To be pedantic: we care about “consequence-desirability-maximisers” (or in Rohin’s terminology, goal-directed agents) because they do backwards assignment. But I think the pedantry is important, because people substitute utility-maximisers for goal-directed agents, and then reason about those agents by thinking about utility functions, and that just seems incorrect.
What do you mean by optimal here? The robot’s observed behaviour will be optimal for some utility function, no matter how long you run it.
Valid point.
This also seems right. Like, my understanding of what’s going on here is we have:
‘central’ consequence-desirability-maximizers, where there’s a simple utility function that they’re trying to maximize according to the VNM axioms
‘general’ consequence-desirability-maximizers, where there’s a complicated utility function that they’re trying to maximize, which is selected because it imitates some other behavior
The first is a narrow class, and depending on how strict you are with ‘maximize’, quite possibly no physically real agents will fall into it.

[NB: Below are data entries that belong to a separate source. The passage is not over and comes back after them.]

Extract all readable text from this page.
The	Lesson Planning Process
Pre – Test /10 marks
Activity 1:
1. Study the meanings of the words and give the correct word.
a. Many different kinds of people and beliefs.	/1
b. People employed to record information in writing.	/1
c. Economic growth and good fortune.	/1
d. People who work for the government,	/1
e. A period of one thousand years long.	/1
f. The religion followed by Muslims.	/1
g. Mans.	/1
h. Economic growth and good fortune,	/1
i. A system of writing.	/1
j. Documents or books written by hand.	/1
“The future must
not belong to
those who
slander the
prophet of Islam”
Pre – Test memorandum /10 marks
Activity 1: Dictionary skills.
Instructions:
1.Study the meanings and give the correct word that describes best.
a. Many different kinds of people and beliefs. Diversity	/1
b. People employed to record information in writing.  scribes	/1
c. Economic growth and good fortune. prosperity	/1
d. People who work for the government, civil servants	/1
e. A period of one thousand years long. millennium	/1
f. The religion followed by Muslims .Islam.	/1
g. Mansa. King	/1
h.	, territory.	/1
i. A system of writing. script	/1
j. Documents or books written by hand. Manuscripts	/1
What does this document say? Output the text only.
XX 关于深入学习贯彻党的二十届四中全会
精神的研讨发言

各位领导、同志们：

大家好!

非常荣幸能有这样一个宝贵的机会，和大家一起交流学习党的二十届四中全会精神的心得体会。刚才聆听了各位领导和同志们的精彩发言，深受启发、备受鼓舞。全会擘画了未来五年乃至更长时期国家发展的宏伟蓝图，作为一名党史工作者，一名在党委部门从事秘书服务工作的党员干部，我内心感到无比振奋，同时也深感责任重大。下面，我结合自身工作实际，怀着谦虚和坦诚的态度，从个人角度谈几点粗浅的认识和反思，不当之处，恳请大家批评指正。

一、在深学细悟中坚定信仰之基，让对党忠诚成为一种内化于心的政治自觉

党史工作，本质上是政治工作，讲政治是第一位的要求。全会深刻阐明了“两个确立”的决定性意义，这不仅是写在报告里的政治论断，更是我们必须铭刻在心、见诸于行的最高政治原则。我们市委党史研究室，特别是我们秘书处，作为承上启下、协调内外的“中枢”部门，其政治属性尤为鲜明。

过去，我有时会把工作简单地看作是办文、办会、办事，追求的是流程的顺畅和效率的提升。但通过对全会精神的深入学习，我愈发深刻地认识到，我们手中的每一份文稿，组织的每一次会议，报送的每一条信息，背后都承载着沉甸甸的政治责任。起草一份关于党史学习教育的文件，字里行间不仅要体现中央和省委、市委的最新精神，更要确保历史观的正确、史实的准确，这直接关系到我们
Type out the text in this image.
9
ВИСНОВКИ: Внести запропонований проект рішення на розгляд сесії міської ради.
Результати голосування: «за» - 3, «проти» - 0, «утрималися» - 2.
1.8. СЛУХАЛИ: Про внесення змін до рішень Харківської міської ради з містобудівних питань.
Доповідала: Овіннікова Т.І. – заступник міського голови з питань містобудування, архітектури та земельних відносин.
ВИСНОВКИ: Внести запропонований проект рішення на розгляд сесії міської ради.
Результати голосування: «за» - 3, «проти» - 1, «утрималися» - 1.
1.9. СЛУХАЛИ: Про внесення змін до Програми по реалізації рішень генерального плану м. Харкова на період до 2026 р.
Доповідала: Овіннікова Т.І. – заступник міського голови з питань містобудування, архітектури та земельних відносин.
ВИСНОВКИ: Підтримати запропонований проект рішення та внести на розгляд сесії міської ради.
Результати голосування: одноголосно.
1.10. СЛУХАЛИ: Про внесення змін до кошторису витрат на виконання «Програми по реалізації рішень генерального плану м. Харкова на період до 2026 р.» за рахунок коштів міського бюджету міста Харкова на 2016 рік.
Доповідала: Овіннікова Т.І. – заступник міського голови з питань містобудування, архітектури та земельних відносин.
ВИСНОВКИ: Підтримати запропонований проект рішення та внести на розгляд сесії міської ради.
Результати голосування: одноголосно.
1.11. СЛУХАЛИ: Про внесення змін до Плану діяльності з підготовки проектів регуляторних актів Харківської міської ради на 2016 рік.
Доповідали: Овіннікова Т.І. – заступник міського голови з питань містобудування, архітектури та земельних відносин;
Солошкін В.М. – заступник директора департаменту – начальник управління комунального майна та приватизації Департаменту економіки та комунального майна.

The second is a universal class, which instantiates the ‘trivial claim’ that everything is utility maximization.
Put another way, the first is what happens if you hold utility fixed / keep utility simple, and then examine what behavior follows; the second is what happens if you hold behavior fixed / keep behavior simple, and then examine what utility follows.
Distance from the first is what I mean by “the further a robot’s behavior is from optimal”; I want to say that I should have said something like “VNM-optimal” but actually I think it needs to be closer to “simple utility VNM-optimal.”
I think you’re basically right in calling out a bait-and-switch that sometimes happens, where anyone who wants to talk about the universality of expected utility maximization in the trivial ‘general’ sense can’t get it to do any work, because it should all add up to normality, and in normality there’s a meaningful distinction between people who sort of pursue fuzzy goals and ruthless utility maximizers.